Thankfully, the organization is now much easier to find. In order to reach out to people like myself, feeling alone, SMQN has launched a Facebook and Instagram page, where you can see that we are a vibrant community and, if you identify with the goals, you can join.
My first event at SMQN, which hosts Shabbat-related activities and dinners as well as maintaining the vibrant online community, was a pop-up style dinner. I’m not usually a big fan of parties and crowds, but I was excited to meet people like myself. I wanted to see how other people dealt with our complex identities.

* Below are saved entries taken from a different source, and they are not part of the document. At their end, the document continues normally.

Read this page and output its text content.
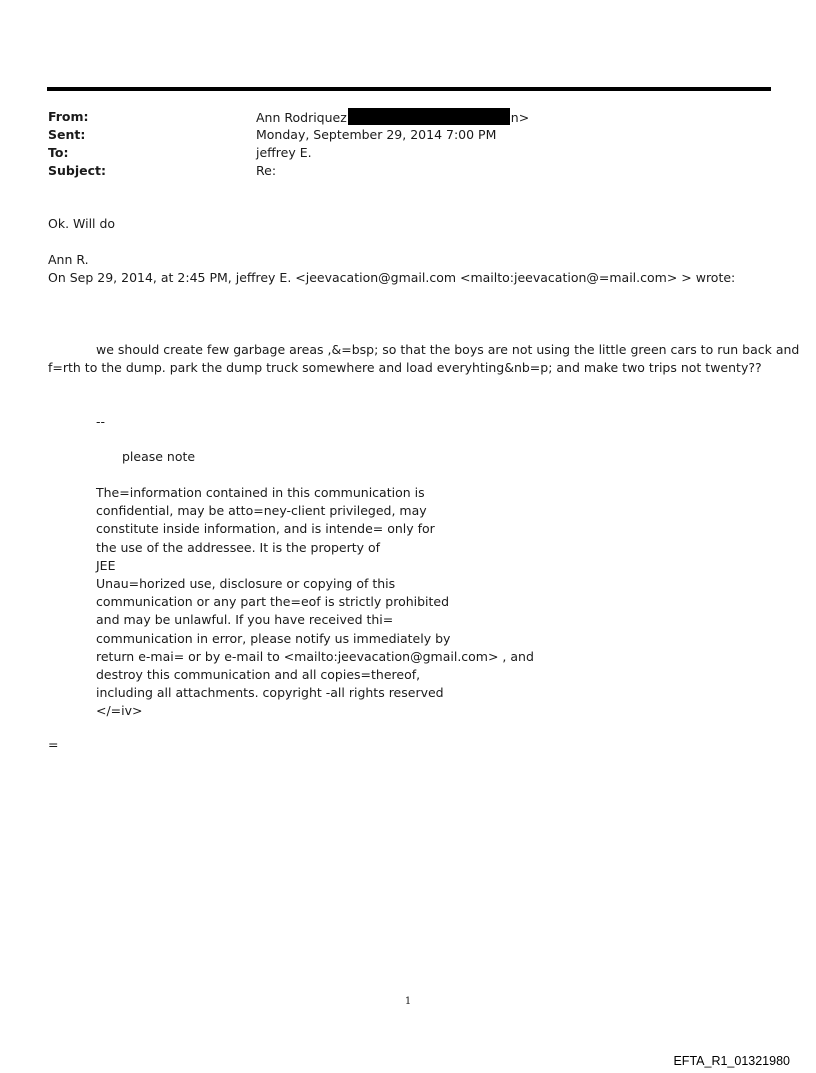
From:	Ann Rodriquez	n>
Sent:	Monday, September 29, 2014 7:00 PM
To:	jeffrey E.
Subject:	Re:

Ok. Will do

Ann R.

On Sep 29, 2014, at 2:45 PM, jeffrey E. <jeevacation@gmail.com <mailto:jeevacation@=mail.com> > wrote:

we should create few garbage areas ,&=bsp; so that the boys are not using the little green cars to run back and

f=rth to the dump. park the dump truck somewhere and load everyhting&nb=p; and make two trips not twenty??

--

please note

The=information contained in this communication is
confidential, may be atto=ney-client privileged, may
constitute inside information, and is intende= only for
the use of the addressee. It is the property of
JEE
Unau=horized use, disclosure or copying of this
communication or any part the=eof is strictly prohibited
and may be unlawful. If you have received thi=
communication in error, please notify us immediately by
return e-mai= or by e-mail to <mailto:jeevacation@gmail.com> , and
destroy this communication and all copies=thereof,
including all attachments. copyright -all rights reserved
</=iv>

=

1
EFTA_R1_01321980
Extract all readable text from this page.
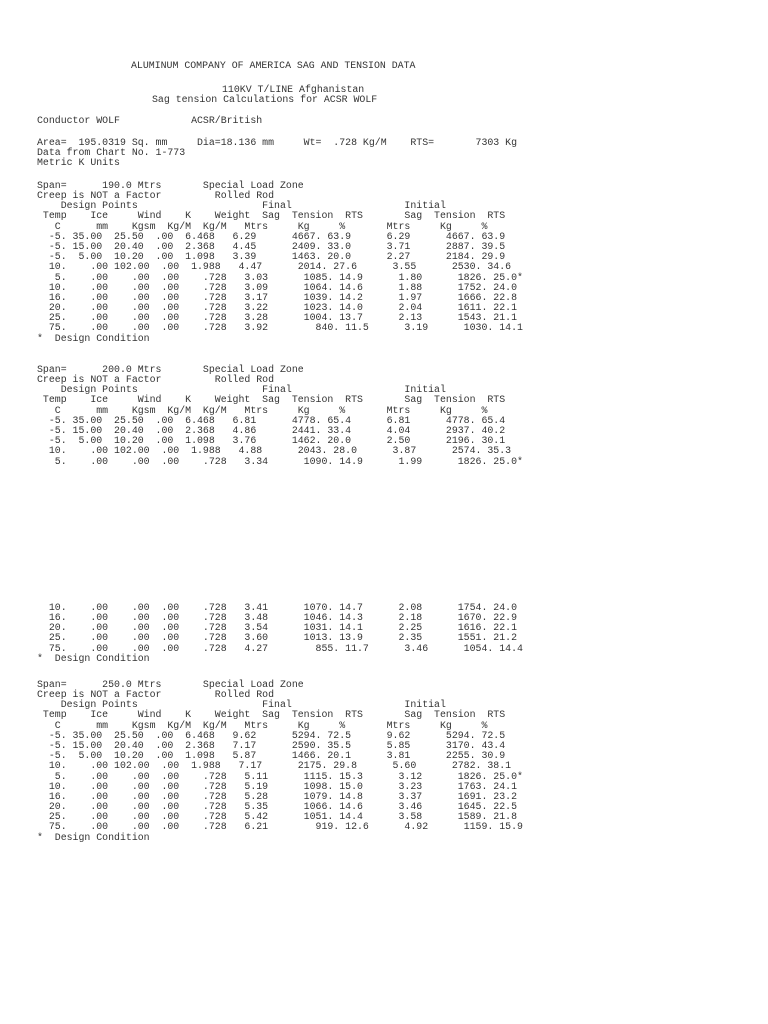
ALUMINUM COMPANY OF AMERICA SAG AND TENSION DATA
110KV T/LINE Afghanistan
Sag tension Calculations for ACSR WOLF
Conductor WOLF            ACSR/British
Area=  195.0319 Sq. mm     Dia=18.136 mm     Wt=  .728 Kg/M    RTS=       7303 Kg
Data from Chart No. 1-773
Metric K Units
Span=      190.0 Mtrs       Special Load Zone
Creep is NOT a Factor         Rolled Rod
Design Points                     Final                   Initial
Temp    Ice     Wind    K    Weight  Sag  Tension  RTS       Sag  Tension  RTS
C      mm    Kgsm  Kg/M  Kg/M   Mtrs     Kg     %       Mtrs     Kg     %
-5. 35.00  25.50  .00  6.468   6.29      4667. 63.9      6.29      4667. 63.9
-5. 15.00  20.40  .00  2.368   4.45      2409. 33.0      3.71      2887. 39.5
-5.  5.00  10.20  .00  1.098   3.39      1463. 20.0      2.27      2184. 29.9
10.    .00 102.00  .00  1.988   4.47      2014. 27.6      3.55      2530. 34.6
5.    .00    .00  .00    .728   3.03      1085. 14.9      1.80      1826. 25.0*
10.    .00    .00  .00    .728   3.09      1064. 14.6      1.88      1752. 24.0
16.    .00    .00  .00    .728   3.17      1039. 14.2      1.97      1666. 22.8
20.    .00    .00  .00    .728   3.22      1023. 14.0      2.04      1611. 22.1
25.    .00    .00  .00    .728   3.28      1004. 13.7      2.13      1543. 21.1
75.    .00    .00  .00    .728   3.92        840. 11.5      3.19      1030. 14.1
*  Design Condition
Span=      200.0 Mtrs       Special Load Zone
Creep is NOT a Factor         Rolled Rod
Design Points                     Final                   Initial
Temp    Ice     Wind    K    Weight  Sag  Tension  RTS       Sag  Tension  RTS
C      mm    Kgsm  Kg/M  Kg/M   Mtrs     Kg     %       Mtrs     Kg     %
-5. 35.00  25.50  .00  6.468   6.81      4778. 65.4      6.81      4778. 65.4
-5. 15.00  20.40  .00  2.368   4.86      2441. 33.4      4.04      2937. 40.2
-5.  5.00  10.20  .00  1.098   3.76      1462. 20.0      2.50      2196. 30.1
10.    .00 102.00  .00  1.988   4.88      2043. 28.0      3.87      2574. 35.3
5.    .00    .00  .00    .728   3.34      1090. 14.9      1.99      1826. 25.0*
10.    .00    .00  .00    .728   3.41      1070. 14.7      2.08      1754. 24.0
16.    .00    .00  .00    .728   3.48      1046. 14.3      2.18      1670. 22.9
20.    .00    .00  .00    .728   3.54      1031. 14.1      2.25      1616. 22.1
25.    .00    .00  .00    .728   3.60      1013. 13.9      2.35      1551. 21.2
75.    .00    .00  .00    .728   4.27        855. 11.7      3.46      1054. 14.4
*  Design Condition
Span=      250.0 Mtrs       Special Load Zone
Creep is NOT a Factor         Rolled Rod
Design Points                     Final                   Initial
Temp    Ice     Wind    K    Weight  Sag  Tension  RTS       Sag  Tension  RTS
C      mm    Kgsm  Kg/M  Kg/M   Mtrs     Kg     %       Mtrs     Kg     %
-5. 35.00  25.50  .00  6.468   9.62      5294. 72.5      9.62      5294. 72.5
-5. 15.00  20.40  .00  2.368   7.17      2590. 35.5      5.85      3170. 43.4
-5.  5.00  10.20  .00  1.098   5.87      1466. 20.1      3.81      2255. 30.9
10.    .00 102.00  .00  1.988   7.17      2175. 29.8      5.60      2782. 38.1
5.    .00    .00  .00    .728   5.11      1115. 15.3      3.12      1826. 25.0*
10.    .00    .00  .00    .728   5.19      1098. 15.0      3.23      1763. 24.1
16.    .00    .00  .00    .728   5.28      1079. 14.8      3.37      1691. 23.2
20.    .00    .00  .00    .728   5.35      1066. 14.6      3.46      1645. 22.5
25.    .00    .00  .00    .728   5.42      1051. 14.4      3.58      1589. 21.8
75.    .00    .00  .00    .728   6.21        919. 12.6      4.92      1159. 15.9
*  Design Condition
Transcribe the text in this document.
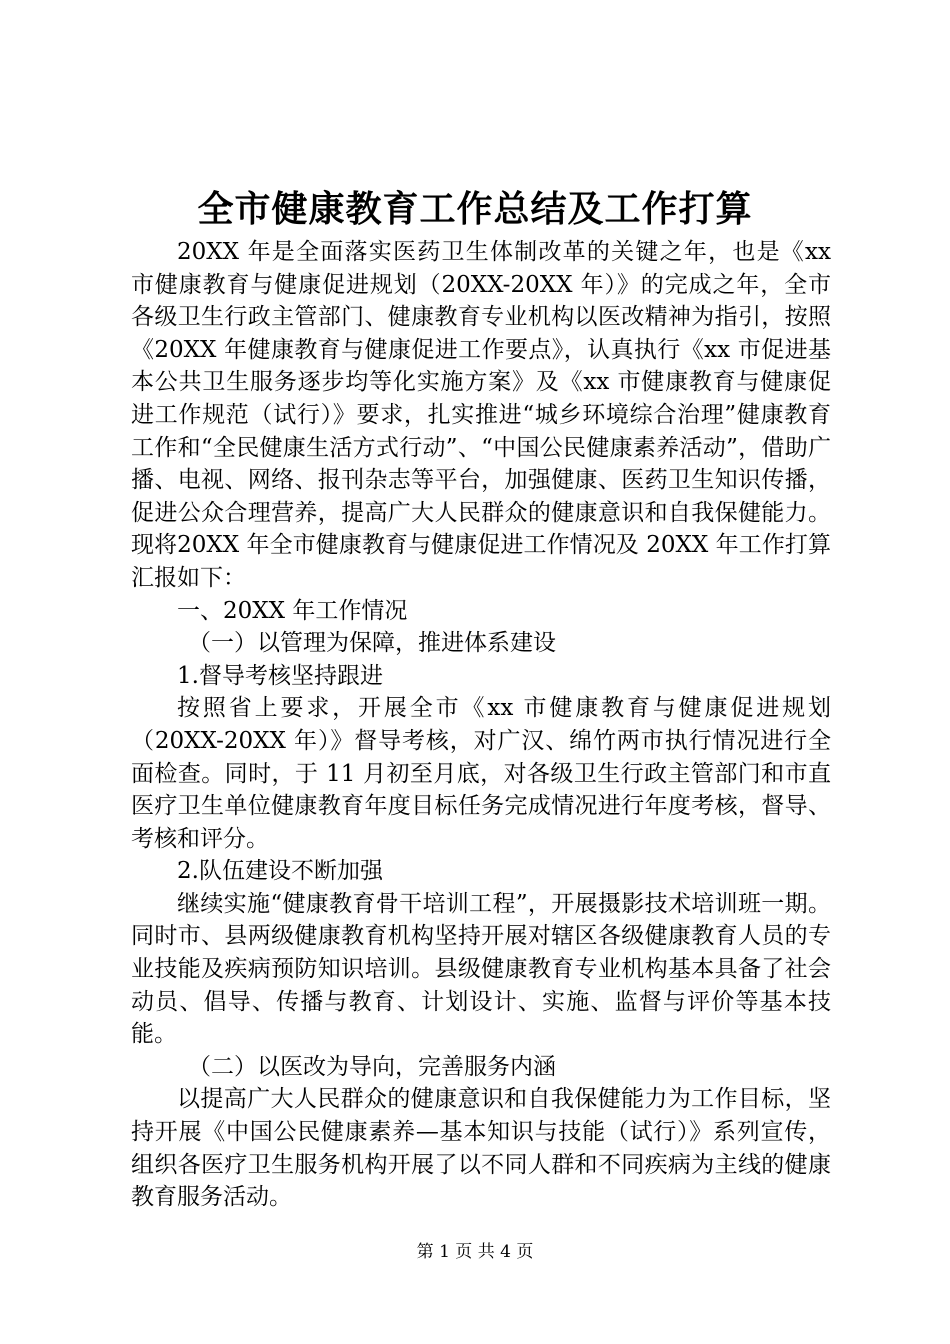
全市健康教育工作总结及工作打算

20XX 年是全面落实医药卫生体制改革的关键之年，也是《xx 市健康教育与健康促进规划（20XX-20XX 年）》的完成之年，全市各级卫生行政主管部门、健康教育专业机构以医改精神为指引，按照《20XX 年健康教育与健康促进工作要点》，认真执行《xx 市促进基本公共卫生服务逐步均等化实施方案》及《xx 市健康教育与健康促进工作规范（试行）》要求，扎实推进“城乡环境综合治理”健康教育工作和“全民健康生活方式行动”、“中国公民健康素养活动”，借助广播、电视、网络、报刊杂志等平台，加强健康、医药卫生知识传播，促进公众合理营养，提高广大人民群众的健康意识和自我保健能力。现将20XX 年全市健康教育与健康促进工作情况及 20XX 年工作打算汇报如下：

一、20XX 年工作情况

（一）以管理为保障，推进体系建设

1.督导考核坚持跟进

按照省上要求，开展全市《xx 市健康教育与健康促进规划（20XX-20XX 年）》督导考核，对广汉、绵竹两市执行情况进行全面检查。同时，于 11 月初至月底，对各级卫生行政主管部门和市直医疗卫生单位健康教育年度目标任务完成情况进行年度考核，督导、考核和评分。

2.队伍建设不断加强

继续实施“健康教育骨干培训工程”，开展摄影技术培训班一期。同时市、县两级健康教育机构坚持开展对辖区各级健康教育人员的专业技能及疾病预防知识培训。县级健康教育专业机构基本具备了社会动员、倡导、传播与教育、计划设计、实施、监督与评价等基本技能。

（二）以医改为导向，完善服务内涵

以提高广大人民群众的健康意识和自我保健能力为工作目标，坚持开展《中国公民健康素养—基本知识与技能（试行）》系列宣传，组织各医疗卫生服务机构开展了以不同人群和不同疾病为主线的健康教育服务活动。

第 1 页 共 4 页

Over Middle Eastern food and great conversation, I fell in love with the dedication of the members. I wanted to give back.
Over the next few months I invited people I met at that party and online to my own home to celebrate Jewish festivals. I fused the cup of Miriam and the tangerine on the Passover seder plate with Russian potato salad and green rice. I repurposed the tent we had up from hosting my extended family to host a queer Lag b’Omer barbecue.
In turn, people invited me back. And at their door, I didn’t leave anything behind. Not my queerness, not my gender, not my religion and not my culture. Though I did kind of have to leave my shoes (it’s a Bukharian thing).